When it comes to a disaster recovery strategy, it is easy to focus on the ‘disaster’ side of provisioning. Identifying, prioritising and copying mission-critical data is straightforward, albeit time-consuming.
But ensuring there is always a copy of your data available is just one part of the story. The second aspect is, as the name implies, recovery. That is, make sure your data can be recovered from backup according to your strategic goals and SLAs.
The final sign-off for any DR strategy will involve a recovery test run. It will probably include at least one follow-up test every year too.
But digital transformation is driving rapid change – there is a very real chance that your IT infrastructure is evolving faster than your DR plans. This is why recovery testing must be a regular aspect of your maintenance routines.

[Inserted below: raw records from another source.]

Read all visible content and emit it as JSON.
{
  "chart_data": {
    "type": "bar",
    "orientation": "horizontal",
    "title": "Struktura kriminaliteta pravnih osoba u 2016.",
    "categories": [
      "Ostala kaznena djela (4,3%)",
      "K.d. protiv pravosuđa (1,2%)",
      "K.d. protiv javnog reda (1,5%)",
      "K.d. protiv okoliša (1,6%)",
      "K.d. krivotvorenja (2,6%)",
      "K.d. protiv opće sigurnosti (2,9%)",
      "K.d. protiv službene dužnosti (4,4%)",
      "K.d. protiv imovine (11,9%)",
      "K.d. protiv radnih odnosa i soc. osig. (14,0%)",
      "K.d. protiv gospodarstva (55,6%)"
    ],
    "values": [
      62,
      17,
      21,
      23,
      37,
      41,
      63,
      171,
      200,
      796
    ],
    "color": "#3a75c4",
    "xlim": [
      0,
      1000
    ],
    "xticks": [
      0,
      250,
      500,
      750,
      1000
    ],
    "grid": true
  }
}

What about the disruption?
It is true that a full DR test can be immensely disruptive and may involve some downtime of mission-critical systems. Then there is the number of resources required – personnel need to be taken away from other tasks for the testing period, potentially causing their other responsibilities to suffer. A full-scale DR test can be expensive.
This is why most businesses only perform DR exercises when required for an audit or similar. However, delaying testing increases the risk of something going wrong during a real disaster because the plan is out of date. The C-suite needs to make a value call – is the cost of testing DR provisions to ensure they work greater or lesser than the losses incurred by an actual disaster and the shortcomings of the DR plan?
Solving the problem with regular, smaller tests
A full DR test is always the best way to ensure your plans will actually work when needed. But there is an alternative that will allow you to optimise your provisions incrementally – partial DR testing.
Under this scenario, you select a sub-section of your infrastructure for disaster recovery testing. This could be a branch office, a business unit or a single application – every aspect of your system needs to be tested and refined, so why not focus on a single aspect first?
It’s also worth remembering that your choice of backup technology will have a significant effect on your recovery point objectives (RPO) and recovery time objectives (RTO). Tape may be an effective medium for point-in-time backups, but what about the data that is created between backups? And the time it takes to recover an entire system from tape?
Choosing a solution like Zerto that offers continuous data protection (CDP) can shorten RPO to mere seconds for instance. This not only increases your level of protection but will also minimise the impact of your testing on operations. This means that you should be able to conduct DR testing more regularly, refining your plans and provisions as you go.